By: Alexandra Dimodica

April 27, 2009

After spending the past four months in Italy, I have seen firsthand the countless ways in which Italy exists today as a nation of many diverse cultures. This can be said about many countries, but in Italy these incredible divides from region to region are tangible and are exposed specifically when one analyzes the correlation between religion, culture, and politics in various Italian cities. Living in central Italy, I have easy access to the two geographical and cultural extremes: north and south. To see the stark societal differences that live under the umbrella of Italy, it’'s best to see these varying cultures up close.
It is only natural that these differences in society would exist due to the vast geographical disparities, but it is still somewhat shocking how large the differences in religion, culture, and politics are within Italy’'s borders. After the somewhat late unification of Italy, an event which occurred in 1861, a long process of attempted political unification began. This process still continues today as Italy is notoriously known for its tendencies towards regional factionalism. As with many attempts at assimilation, the process of creating one Italian culture may never be complete due to the vastly different political and historical pasts of the different areas.

In the north of Italy, life is fairly secular. The main piazzas still exist hosting the quintessential Duomo, and Catholicism is notably the religion of choice. The amount of religious symbolism increases exponentially as one travels south.

In the south, Catholic tradition is firmly ingrained in the “culturale quotidiana,” the everyday culture. While walking through the streets of Catania with a native Sicilian, I was informed that the ubiquitous churches I passed each had a specific social following.
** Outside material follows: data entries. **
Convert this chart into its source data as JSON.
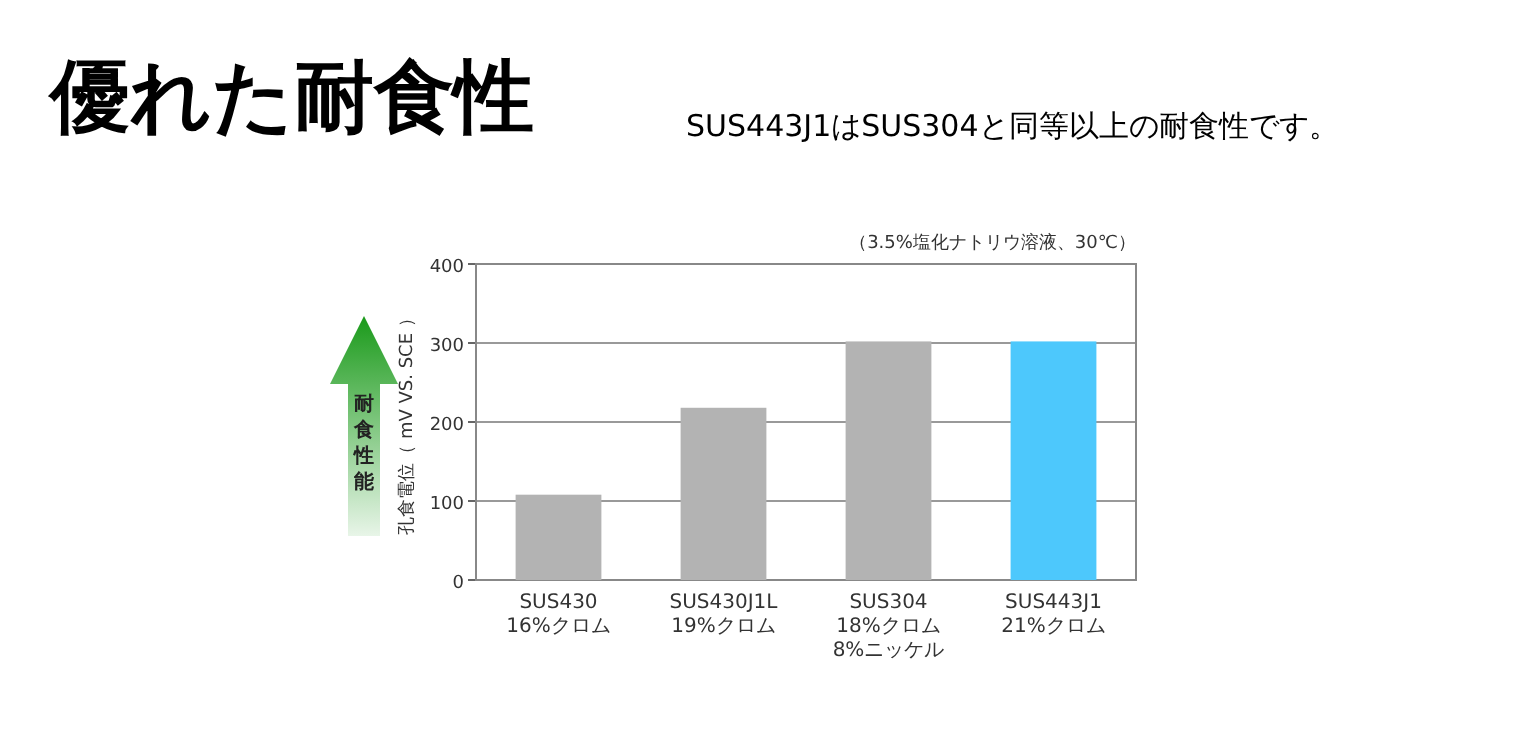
{
  "chart_data": {
    "type": "bar",
    "title": "優れた耐食性",
    "subtitle": "SUS443J1はSUS304と同等以上の耐食性です。",
    "ylabel": "孔食電位（ mV VS. SCE ）",
    "categories": [
      "SUS430\n16%クロム",
      "SUS430J1L\n19%クロム",
      "SUS304\n18%クロム\n8%ニッケル",
      "SUS443J1\n21%クロム"
    ],
    "values": [
      108,
      218,
      302,
      302
    ],
    "colors": [
      "#b3b3b3",
      "#b3b3b3",
      "#b3b3b3",
      "#4dc8fc"
    ],
    "ylim": [
      0,
      400
    ],
    "yticks": [
      0,
      100,
      200,
      300,
      400
    ],
    "grid": "y",
    "annotations": [
      "（3.5%塩化ナトリウ溶液、30℃）",
      "耐食性能"
    ]
  }
}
The one on my left with the steep staircase was originally for fisherman, while the next church, a mere stone's throw away, was for bakers, and finally the church on the street parallel with the magnificent steeple was inhabited by lawyers and professionals. It is clear that these houses of worship were symbols of social class and community, as well as of faith. Today, although the number of weekly followers may have decreased, the significance of this traditionally stratified society remains within the aged stones of these holy houses.
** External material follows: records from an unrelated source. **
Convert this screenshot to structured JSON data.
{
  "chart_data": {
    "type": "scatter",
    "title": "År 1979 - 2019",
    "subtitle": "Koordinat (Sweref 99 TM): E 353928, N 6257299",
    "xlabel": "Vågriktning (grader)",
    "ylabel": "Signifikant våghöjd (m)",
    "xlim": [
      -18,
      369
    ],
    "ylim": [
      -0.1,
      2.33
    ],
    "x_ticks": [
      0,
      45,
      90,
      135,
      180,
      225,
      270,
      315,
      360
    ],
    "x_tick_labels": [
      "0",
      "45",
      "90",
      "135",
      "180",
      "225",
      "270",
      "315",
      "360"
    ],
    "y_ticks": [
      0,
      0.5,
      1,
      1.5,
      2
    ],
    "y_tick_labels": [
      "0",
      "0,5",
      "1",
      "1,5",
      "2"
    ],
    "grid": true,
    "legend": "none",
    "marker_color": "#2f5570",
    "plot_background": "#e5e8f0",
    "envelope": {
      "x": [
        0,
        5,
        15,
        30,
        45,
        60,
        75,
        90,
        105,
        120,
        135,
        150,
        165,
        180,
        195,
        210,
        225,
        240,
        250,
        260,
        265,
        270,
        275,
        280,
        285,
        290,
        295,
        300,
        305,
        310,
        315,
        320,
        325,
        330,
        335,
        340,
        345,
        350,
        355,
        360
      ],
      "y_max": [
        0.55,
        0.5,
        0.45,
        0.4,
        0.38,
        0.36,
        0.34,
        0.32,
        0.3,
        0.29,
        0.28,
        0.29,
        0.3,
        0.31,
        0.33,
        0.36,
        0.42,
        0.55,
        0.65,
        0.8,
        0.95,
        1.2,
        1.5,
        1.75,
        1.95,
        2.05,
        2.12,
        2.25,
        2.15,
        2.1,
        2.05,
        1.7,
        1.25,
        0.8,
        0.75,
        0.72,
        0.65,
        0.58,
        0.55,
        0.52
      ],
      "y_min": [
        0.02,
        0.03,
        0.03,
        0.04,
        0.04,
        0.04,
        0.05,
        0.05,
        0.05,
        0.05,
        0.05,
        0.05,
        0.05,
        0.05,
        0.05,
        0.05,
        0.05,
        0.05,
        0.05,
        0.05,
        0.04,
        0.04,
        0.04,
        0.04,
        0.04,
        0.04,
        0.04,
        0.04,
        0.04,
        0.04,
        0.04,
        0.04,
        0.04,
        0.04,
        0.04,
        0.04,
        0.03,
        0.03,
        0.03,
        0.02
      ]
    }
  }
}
This tradition and the significance of Catholicism can be seen each day in Sicily. Weekly trips to the cemetery show friends and neighbors greeting one another as they walk through the aisles of their families’ pasts. Placing fresh flowers in the small white urns, praying for family members, and preserving the history of their lineage are incredibly central parts of this culture’'s identity. When a family member passes away, a large sign commemorating and announcing this event is placed outside the door of each family member's home for all to see the deep religious and cultural significance of this death.

If some of the more subtle religious nuances in Sicilian society were to go unnoticed, the omnipresent Catholic symbolism certainly would stand out. Countless crucifixes and depictions of Mary and Jesus hang in the most expected and unexpected locations. Churches and community centers host these displays, while simultaneously, more social haunts such as bars and shops also leave their religious ties exposed. In private homes the symbolism is often even less subtle, and while I was visiting the southern Sicily, I spotted an enormous painting of the crucifixion scene hung casually amongst landscapes above someone'’s bed.
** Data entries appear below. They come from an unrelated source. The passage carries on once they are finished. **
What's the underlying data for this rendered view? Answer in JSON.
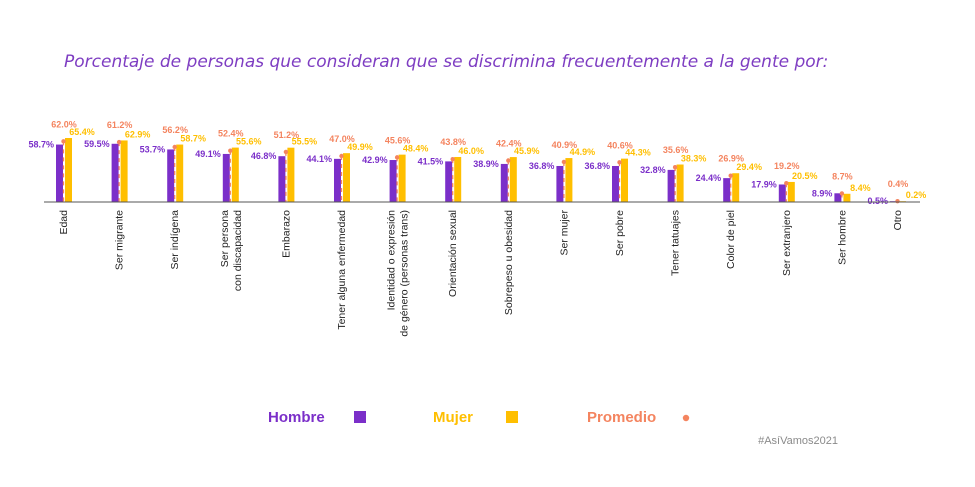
{
  "chart_data": {
    "type": "bar",
    "title": "Porcentaje de personas que consideran que se discrimina frecuentemente a la gente por:",
    "categories": [
      [
        "Edad"
      ],
      [
        "Ser migrante"
      ],
      [
        "Ser indígena"
      ],
      [
        "Ser persona",
        "con discapacidad"
      ],
      [
        "Embarazo"
      ],
      [
        "Tener alguna enfermedad"
      ],
      [
        "Identidad o expresión",
        "de género (personas trans)"
      ],
      [
        "Orientación sexual"
      ],
      [
        "Sobrepeso u obesidad"
      ],
      [
        "Ser mujer"
      ],
      [
        "Ser pobre"
      ],
      [
        "Tener tatuajes"
      ],
      [
        "Color de piel"
      ],
      [
        "Ser extranjero"
      ],
      [
        "Ser hombre"
      ],
      [
        "Otro"
      ]
    ],
    "series": [
      {
        "name": "Hombre",
        "key": "hombre",
        "color": "#7b2fc9",
        "values": [
          58.7,
          59.5,
          53.7,
          49.1,
          46.8,
          44.1,
          42.9,
          41.5,
          38.9,
          36.8,
          36.8,
          32.8,
          24.4,
          17.9,
          8.9,
          0.5
        ],
        "labels": [
          "58.7%",
          "59.5%",
          "53.7%",
          "49.1%",
          "46.8%",
          "44.1%",
          "42.9%",
          "41.5%",
          "38.9%",
          "36.8%",
          "36.8%",
          "32.8%",
          "24.4%",
          "17.9%",
          "8.9%",
          "0.5%"
        ]
      },
      {
        "name": "Mujer",
        "key": "mujer",
        "color": "#ffbf00",
        "values": [
          65.4,
          62.9,
          58.7,
          55.6,
          55.5,
          49.9,
          48.4,
          46.0,
          45.9,
          44.9,
          44.3,
          38.3,
          29.4,
          20.5,
          8.4,
          0.2
        ],
        "labels": [
          "65.4%",
          "62.9%",
          "58.7%",
          "55.6%",
          "55.5%",
          "49.9%",
          "48.4%",
          "46.0%",
          "45.9%",
          "44.9%",
          "44.3%",
          "38.3%",
          "29.4%",
          "20.5%",
          "8.4%",
          "0.2%"
        ]
      },
      {
        "name": "Promedio",
        "key": "promedio",
        "color": "#f4845f",
        "values": [
          62.0,
          61.2,
          56.2,
          52.4,
          51.2,
          47.0,
          45.6,
          43.8,
          42.4,
          40.9,
          40.6,
          35.6,
          26.9,
          19.2,
          8.7,
          0.4
        ],
        "labels": [
          "62.0%",
          "61.2%",
          "56.2%",
          "52.4%",
          "51.2%",
          "47.0%",
          "45.6%",
          "43.8%",
          "42.4%",
          "40.9%",
          "40.6%",
          "35.6%",
          "26.9%",
          "19.2%",
          "8.7%",
          "0.4%"
        ]
      }
    ],
    "ylim": [
      0,
      65.4
    ],
    "legend": [
      "Hombre",
      "Mujer",
      "Promedio"
    ],
    "legend_position": "bottom",
    "hashtag": "#AsíVamos2021"
  }
}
Unlike some of the promotions of religion which I have seen in more touristic Italian destinations in northern and central Italy, the presence of Catholicism in Sicily does not need to be promoted by postcards. Each day, it is sustained by its citizens. For Italy, a country with an economy strongly based upon tourism, the accentuation of art and religion is central to its survival, and at times, this promotion outweighs the substance of the actual devotion to religion in the city. This is certainly not the case in cities such as Catania and the small surrounding towns in southern Sicily. Here, religion is seen within the culture and community instead of the tourism catalog. As the infrastructure in the south continues to grow and times change, it will be interesting to see how this religious presence evolves. For now, however, the importance of Catholicism in Sicily cannot be denied, and to understand it people must merely open their eyes.